Gale Special Precautions

Liver: Direct hepatic toxicity, including jaundice, hepatitis and hepatic failure, which has been fatal in some cases, has been reported in patients treated with 200-300 mg/day cyproterone acetate. Most reported cases are in men with prostatic cancer. Toxicity is dose-related and develops, usually, several months after treatment has begun. Liver function tests should be performed pre-treatment, regularly during treatment and whenever any symptoms or signs suggestive of hepatotoxicity occur. If hepatotoxicity is confirmed, cyproterone acetate should normally be withdrawn, unless the hepatotoxicity can be attributed to another cause, e.g. metastatic disease, in which case cyproterone acetate should be continued only if the perceived benefit outweighs the risk.
Very rarely liver tumours, leading in isolated cases to life-threatening intra-abdominal haemorrhage, have been observed after the use of sex steroids, to which class cyproterone acetate belongs. If severe upper abdominal complaints, liver enlargement or signs of intra-abdominal haemorrhage occur, hepatic tumour should be considered in the differential diagnosis and, if necessary, cyproterone acetate should be withdrawn.
Thromboembolism: The occurrence of thromboembolic events has been reported in patients using cyproterone acetate, although a causal relationship has not been established. Patients with a history of arterial or venous thrombotic/thromboembolic events (e.g. deep vein thrombosis, pulmonary embolism, myocardial infraction), with a history of cerebrovascular accidents or with advanced malignancies are at increased risk of further thromboembolic events, and may be at risk of recurrence of the disease during cyproterone acetate therapy.
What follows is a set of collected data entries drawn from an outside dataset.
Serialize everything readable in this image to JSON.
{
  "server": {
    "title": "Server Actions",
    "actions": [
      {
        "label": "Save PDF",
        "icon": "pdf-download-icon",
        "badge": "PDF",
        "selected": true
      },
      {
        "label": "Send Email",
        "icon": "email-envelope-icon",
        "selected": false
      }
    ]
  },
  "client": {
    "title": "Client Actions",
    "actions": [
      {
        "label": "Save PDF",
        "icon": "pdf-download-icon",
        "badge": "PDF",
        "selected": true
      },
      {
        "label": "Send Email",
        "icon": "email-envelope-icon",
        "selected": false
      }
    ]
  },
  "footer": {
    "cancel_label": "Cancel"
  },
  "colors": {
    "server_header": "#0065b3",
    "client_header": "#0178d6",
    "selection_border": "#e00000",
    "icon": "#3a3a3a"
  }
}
In patients with a history of thromboembolic disorders or suffering from sickle-cell anaemia or severe diabetes with vascular changes, the risk benefit ratio must be considered carefully in each individual case before cyproterone acetate is prescribed.
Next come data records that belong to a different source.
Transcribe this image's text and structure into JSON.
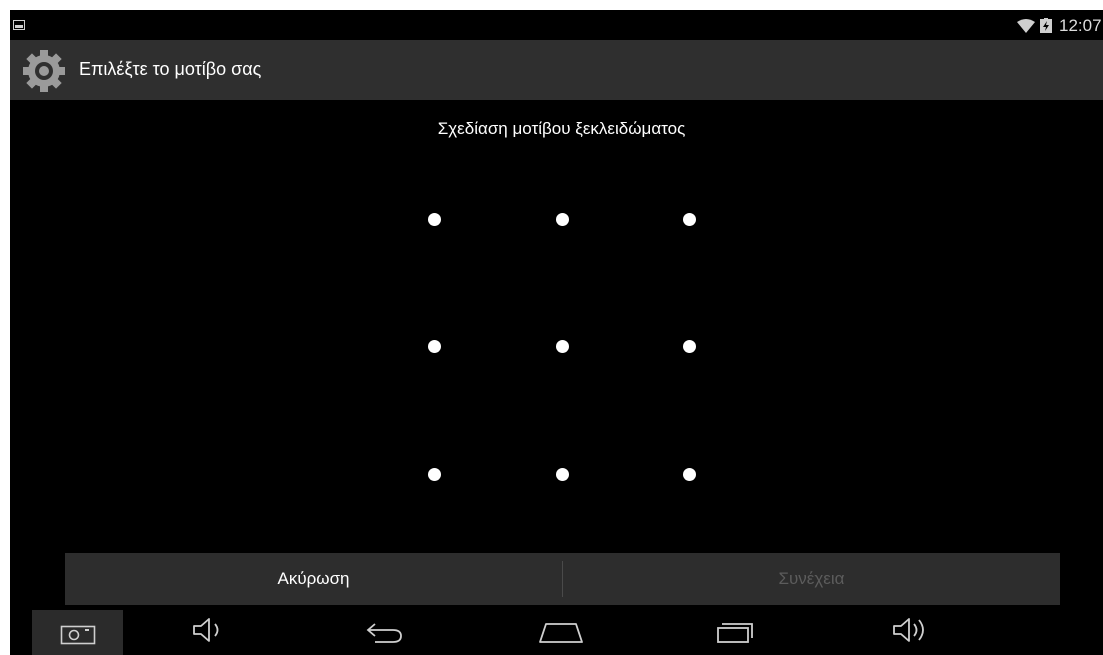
{
  "status_bar": {
    "time": "12:07",
    "icons": [
      "image-notification-icon",
      "wifi-icon",
      "battery-charging-icon"
    ]
  },
  "action_bar": {
    "title": "Επιλέξτε το μοτίβο σας",
    "icon": "gear-icon"
  },
  "pattern": {
    "instruction": "Σχεδίαση μοτίβου ξεκλειδώματος",
    "rows": 3,
    "cols": 3
  },
  "buttons": {
    "cancel_label": "Ακύρωση",
    "continue_label": "Συνέχεια"
  },
  "nav_bar": {
    "icons": [
      "screenshot-icon",
      "volume-down-icon",
      "back-icon",
      "home-icon",
      "recent-apps-icon",
      "volume-up-icon"
    ]
  },
  "colors": {
    "background": "#000000",
    "action_bar": "#2f2f2f",
    "button_bar": "#2d2d2d",
    "disabled_text": "#5c5c5c"
  }
}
In very rare cases, the occurrence of thromboembolic events has been reported in temporal association with the use of cyproterone acetate; a causal relationship seems however questionable.
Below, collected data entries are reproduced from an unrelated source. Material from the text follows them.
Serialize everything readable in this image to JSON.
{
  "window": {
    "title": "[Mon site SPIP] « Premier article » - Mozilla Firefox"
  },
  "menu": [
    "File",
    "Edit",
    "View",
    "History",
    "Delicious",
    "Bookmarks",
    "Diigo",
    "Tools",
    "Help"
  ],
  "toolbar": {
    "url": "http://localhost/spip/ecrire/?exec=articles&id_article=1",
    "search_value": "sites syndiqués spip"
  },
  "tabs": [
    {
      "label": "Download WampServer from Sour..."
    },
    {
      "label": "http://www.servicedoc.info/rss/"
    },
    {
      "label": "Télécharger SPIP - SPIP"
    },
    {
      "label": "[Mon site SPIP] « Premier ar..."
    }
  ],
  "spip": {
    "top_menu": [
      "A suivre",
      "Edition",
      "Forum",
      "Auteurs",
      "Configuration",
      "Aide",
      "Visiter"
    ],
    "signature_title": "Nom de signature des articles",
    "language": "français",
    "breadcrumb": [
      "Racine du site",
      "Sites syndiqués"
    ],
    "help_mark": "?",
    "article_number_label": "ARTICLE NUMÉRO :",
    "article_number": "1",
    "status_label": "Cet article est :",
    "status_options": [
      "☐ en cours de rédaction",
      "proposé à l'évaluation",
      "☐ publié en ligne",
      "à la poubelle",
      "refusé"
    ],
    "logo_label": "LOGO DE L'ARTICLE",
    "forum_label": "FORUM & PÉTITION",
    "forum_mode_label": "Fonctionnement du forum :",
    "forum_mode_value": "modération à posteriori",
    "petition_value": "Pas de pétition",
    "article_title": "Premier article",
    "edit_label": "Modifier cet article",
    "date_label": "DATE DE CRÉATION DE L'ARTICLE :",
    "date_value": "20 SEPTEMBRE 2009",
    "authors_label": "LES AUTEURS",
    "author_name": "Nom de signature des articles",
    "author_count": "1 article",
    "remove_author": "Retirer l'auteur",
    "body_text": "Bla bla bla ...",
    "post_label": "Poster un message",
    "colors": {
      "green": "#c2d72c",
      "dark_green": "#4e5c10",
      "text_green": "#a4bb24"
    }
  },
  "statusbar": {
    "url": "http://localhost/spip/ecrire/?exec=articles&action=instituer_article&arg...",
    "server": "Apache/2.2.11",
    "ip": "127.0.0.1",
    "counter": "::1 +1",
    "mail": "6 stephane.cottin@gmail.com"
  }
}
Chronic depression: It has been found that some patients with severe chronic depression deteriorate during cyproterone acetate therapy. Such patients should be closely monitored for signs of deterioration and warned to contact their doctor immediately if their depression worsens.
Breathlessness: Shortness of breath may occur. Possibly due to the known stimulatory effect of progesterone and synthetic progestogens on breathing, which is accompanied by hypocapnia and compensatory alkalosis, but it is not considered that treatment is required.
Adrenocortical function: During treatment adrenocortical function should be monitored regularly, as preclinical data suggest a possible suppression due to the corticoid-like effect of Cyproterone Acetate.
Diabetes mellitus: Strict medical supervision is necessary if the patient suffers from diabetes as cyproterone acetate can influence carbohydrate metabolism. Parameters of carbohydrate metabolism should be examined carefully in all diabetics before and regularly during treatment because the requirement for oral antidiabetics or insulin can change.
Haemoglobin: Hypochromic anaemia has been found rarely during long term treatment, and blood counts before and at regular intervals during treatment are advisable.
Nitrogen balance: A negative nitrogen balance is usual at the start of treatment, but usually does not persist.
Spermatogenesis: A spermatogram should be recorded before starting treatment in patients of procreative age, as a guard against attribution of pre-existing infertility to cyproterone acetate at a later stage.
It should be noted that decline in spermatogenesis is slow and cyproterone acetate should not be regarded as a male contraceptive.
Medico-legal consideration: Doctors are advised to ensure that the fully informed consent of the patient to cyproterone acetate treatment is obtained, witnessed and can be verified.
Lactose: The tablets also contain lactose (see Description). Patients with rare hereditary problems of galactose intolerance, the Lapp lactase deficiency or glucose-galactose malabsorption should not take this medicine. Patients who are on a lactose-free diet should take this amount into consideration.
Meningiomas: The occurrence of meningiomas (single and multiple) has been reported in association with use of cyproterone acetate primarily at doses of 25 mg and above. The risk of meningioma increases with increasing cumulative doses of cyproterone acetate (see Pharmacology: Pharmacodynamics under Actions). High cumulative doses can be reached with prolonged use (several years) or shorter duration with high daily doses. Patients should be monitored for meningiomas in accordance with clinical practice. If a patient treated Cyproterone Acetate is diagnosed with meningioma, treatment with Cyproterone Acetate and other cyproterone containing products must be permanently stopped (see 'Contraindications').
There is some evidence that the meningioma risk may decrease after treatment discontinuation of cyproterone.
Anaemia: Anaemia has been reported during long-term treatment. Therefore, the red blood count should be checked regularly during treatment.
Effects on ability to drive and use machines: Fatigue and lassitude are common in the first few weeks of therapy but usually become much less marked from the third month - patients should be warned about this and if affected should not drive or operate machinery.
The marked lassitude and asthenia necessitate special care when driving or operating machinery.